Torricelli points on a circle

Points $P_{1}, P_{2}, P_{3}, \ldots, P_{n-1}$ are marked on side $BC$ of a regular triangle $ABC$, so that the rays $A P_{1}, A P_{2}, A P_{3}, \ldots, A P_{n-1}$ split $\angle B A C$ into $n$ equal angles. In this case, triangle $ABC$ is divided into $n$ triangles. The points $T_{1}, T_{2}, T_{3}, \ldots, T_{n}$ are the Torricelli points of these triangles.

• Prove that the points $T_{1}, T_{2}, T_{3}, \ldots, T_{n}, B, C$ lie on the same circle.
• Find the radius of this circle if $AB=1$.

According to my calculations, the radius of the circle is $R=\frac{1}{2 \sin \frac{\pi}{3 n}}$, but I do not yet know how to prove that the points lie on the same circle. I was told that it is necessary to prove that all angles $\angle B T_{i} C$ are equal to $\pi-\frac{\pi}{3 n}$.

P.S. The angle $A T_{i} P_{i}$ is $120^\circ$, so a circle is described around $A B P_{i} T_{i}$. Therefore, the angle $B T_{i} P_{i}$ is equal to $B A P_{i}$. For similar reasons, the angle $C T_{i} P_{i-1}$ is equal to $C A P_{i-1}$. Together, these angles give $\frac{\pi}{3}-\frac{\pi}{3 n}$.

The angle $B T_{i} C$ consists of the two angles mentioned above and the angle $P_{i-1} T_{i} P_{i}$, which is equal to $\frac{2 \pi}{3}$. Therefore, it is equal to $\pi-\frac{\pi}{3 n}$, whence it is clear that it does not depend on $i$, therefore all Torricelli points lie on the circle.

If $R$ is its radius, then by the sine theorem $2 R \sin \frac{\pi}{3 n}=B C=1$, which allows us to find $R$.

EDIT 1:

Do not know if the following construction is any useful HINT.

All Fermat points $T_i$ have three $120^{\circ}$ vertices that surround them.

The Toricelli-Fermat Points minimize distances to vertices in a geometrical sense for each triangle by an algebraic/differential calculus procedure .

In an more inclusive physical sense we see three equal forces symmetrically contribute to a static stability when they have equal subtended angles at all points when a prismatic net has soap bubbles at any of $(120^{\circ})$ nodes trying to equally pull the common $T_i$ node point away.I.e., the given regiven was imagined to look somewhat to a triangular sector.

Attempted to realize inside a new airfoil-like boundary (of adequate strength or rigidity).

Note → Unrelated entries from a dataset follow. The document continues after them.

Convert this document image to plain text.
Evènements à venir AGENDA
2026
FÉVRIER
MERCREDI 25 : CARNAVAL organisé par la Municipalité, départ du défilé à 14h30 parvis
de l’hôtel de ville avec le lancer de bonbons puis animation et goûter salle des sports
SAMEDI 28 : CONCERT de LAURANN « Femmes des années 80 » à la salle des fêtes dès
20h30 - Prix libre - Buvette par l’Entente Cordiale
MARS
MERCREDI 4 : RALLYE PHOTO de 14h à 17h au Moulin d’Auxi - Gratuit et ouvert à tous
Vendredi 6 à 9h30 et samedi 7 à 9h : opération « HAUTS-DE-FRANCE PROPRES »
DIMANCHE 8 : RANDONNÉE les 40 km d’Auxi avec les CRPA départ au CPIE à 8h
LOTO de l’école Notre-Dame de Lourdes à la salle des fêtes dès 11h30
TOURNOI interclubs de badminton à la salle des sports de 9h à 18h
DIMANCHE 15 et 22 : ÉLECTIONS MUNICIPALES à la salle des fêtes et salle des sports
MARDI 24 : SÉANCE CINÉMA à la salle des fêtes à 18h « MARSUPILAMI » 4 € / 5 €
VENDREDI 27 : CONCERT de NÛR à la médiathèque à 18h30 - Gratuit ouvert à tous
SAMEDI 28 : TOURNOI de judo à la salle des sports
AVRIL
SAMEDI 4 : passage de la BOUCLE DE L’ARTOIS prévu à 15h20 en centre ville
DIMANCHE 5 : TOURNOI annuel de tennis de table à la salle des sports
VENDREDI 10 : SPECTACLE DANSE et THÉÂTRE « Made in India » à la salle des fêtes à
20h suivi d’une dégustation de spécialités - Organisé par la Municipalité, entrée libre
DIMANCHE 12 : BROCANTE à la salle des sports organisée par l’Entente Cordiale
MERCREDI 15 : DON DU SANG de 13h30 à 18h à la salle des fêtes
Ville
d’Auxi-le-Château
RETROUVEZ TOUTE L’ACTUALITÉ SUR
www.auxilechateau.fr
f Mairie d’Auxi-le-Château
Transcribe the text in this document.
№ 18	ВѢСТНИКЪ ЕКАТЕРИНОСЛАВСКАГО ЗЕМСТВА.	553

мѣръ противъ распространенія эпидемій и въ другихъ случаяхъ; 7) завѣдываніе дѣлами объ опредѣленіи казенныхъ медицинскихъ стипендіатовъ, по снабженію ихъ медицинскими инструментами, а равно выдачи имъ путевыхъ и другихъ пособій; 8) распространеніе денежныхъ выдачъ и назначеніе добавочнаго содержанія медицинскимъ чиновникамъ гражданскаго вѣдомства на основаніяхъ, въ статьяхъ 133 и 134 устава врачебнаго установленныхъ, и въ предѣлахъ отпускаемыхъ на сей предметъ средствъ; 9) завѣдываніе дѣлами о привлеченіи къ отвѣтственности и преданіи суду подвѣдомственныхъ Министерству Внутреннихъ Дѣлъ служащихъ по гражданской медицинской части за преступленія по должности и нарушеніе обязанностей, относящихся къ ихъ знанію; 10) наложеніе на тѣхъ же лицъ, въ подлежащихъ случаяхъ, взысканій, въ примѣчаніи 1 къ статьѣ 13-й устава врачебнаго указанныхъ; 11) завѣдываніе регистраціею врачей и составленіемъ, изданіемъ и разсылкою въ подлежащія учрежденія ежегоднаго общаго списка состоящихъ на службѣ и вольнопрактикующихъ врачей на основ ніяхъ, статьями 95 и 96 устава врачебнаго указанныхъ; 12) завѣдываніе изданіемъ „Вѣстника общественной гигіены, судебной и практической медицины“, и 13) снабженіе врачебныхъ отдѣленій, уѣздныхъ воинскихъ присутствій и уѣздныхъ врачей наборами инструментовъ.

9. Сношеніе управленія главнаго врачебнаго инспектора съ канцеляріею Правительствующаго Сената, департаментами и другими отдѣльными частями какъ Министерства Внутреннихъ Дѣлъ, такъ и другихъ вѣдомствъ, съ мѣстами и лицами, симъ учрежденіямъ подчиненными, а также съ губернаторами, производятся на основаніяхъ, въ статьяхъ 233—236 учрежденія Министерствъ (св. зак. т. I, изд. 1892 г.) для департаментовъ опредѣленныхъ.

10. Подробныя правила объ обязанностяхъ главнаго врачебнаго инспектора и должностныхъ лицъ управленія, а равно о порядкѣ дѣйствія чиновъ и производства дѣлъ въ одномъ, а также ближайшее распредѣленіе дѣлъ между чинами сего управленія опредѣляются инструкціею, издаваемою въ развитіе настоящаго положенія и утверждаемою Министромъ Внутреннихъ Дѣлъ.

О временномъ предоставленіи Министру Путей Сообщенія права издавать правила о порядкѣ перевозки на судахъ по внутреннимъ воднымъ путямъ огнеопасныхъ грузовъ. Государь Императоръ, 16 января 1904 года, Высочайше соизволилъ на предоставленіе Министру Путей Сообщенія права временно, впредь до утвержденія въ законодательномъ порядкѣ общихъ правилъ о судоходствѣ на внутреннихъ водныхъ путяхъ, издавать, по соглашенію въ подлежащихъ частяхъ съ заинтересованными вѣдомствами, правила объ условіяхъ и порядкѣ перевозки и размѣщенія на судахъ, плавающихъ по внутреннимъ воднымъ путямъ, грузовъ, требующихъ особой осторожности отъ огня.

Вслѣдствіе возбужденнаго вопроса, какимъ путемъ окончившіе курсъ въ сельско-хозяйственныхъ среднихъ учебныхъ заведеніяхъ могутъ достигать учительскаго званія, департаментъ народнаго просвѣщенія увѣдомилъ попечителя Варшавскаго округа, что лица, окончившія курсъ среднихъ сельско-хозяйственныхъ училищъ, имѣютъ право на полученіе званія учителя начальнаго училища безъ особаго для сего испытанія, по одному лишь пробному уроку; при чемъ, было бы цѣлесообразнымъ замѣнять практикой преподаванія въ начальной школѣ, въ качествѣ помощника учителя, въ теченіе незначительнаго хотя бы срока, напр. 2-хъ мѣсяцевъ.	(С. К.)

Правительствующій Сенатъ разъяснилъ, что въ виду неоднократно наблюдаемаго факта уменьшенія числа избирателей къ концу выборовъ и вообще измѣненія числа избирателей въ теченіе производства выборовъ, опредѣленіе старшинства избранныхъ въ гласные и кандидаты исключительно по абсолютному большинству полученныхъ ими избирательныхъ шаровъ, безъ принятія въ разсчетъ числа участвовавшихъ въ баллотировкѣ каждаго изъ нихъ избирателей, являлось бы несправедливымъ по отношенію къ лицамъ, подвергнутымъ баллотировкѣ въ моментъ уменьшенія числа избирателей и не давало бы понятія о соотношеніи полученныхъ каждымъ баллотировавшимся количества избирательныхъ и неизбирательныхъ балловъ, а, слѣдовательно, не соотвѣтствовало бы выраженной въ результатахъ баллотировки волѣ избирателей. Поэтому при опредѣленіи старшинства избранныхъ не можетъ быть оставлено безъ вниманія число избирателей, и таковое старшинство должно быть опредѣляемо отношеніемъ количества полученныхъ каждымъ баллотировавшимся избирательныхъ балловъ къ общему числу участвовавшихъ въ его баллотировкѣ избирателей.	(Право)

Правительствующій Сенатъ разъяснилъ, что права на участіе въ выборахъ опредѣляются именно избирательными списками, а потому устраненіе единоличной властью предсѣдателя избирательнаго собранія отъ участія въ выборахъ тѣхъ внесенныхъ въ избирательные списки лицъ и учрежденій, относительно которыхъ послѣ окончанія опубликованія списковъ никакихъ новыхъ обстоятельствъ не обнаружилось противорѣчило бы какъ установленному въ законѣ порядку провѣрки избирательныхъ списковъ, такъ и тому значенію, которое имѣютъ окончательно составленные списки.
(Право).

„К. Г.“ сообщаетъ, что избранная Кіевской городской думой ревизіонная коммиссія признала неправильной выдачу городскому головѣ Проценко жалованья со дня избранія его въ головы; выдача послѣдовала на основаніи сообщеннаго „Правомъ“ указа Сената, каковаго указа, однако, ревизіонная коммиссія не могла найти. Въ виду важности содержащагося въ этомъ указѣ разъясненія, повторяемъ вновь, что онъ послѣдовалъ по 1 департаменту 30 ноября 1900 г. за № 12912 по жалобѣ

I suppose such a honeycomb structure region would be stable for all $AP_i T_i$ points.

I.e., the given region was imagined to look somewhat similar to a thin concave lens in a triangulated configuration including point A..

Remember the 4- point motorway total path minimizing surface tension problem solution? If polyurethane foam is cast into such a closed mold, each closed cell could form this way (ie filled with a maze of Toricelli points). I tried to hand sketch one.. how a narrower airfoil like contour region would be populated with more such Torricelli trianguled nodes.

Even now I have not been 100% complete with a proper answer... taking support of the Queen of sciences itself is perhaps still a valid answer recourse or so I thought!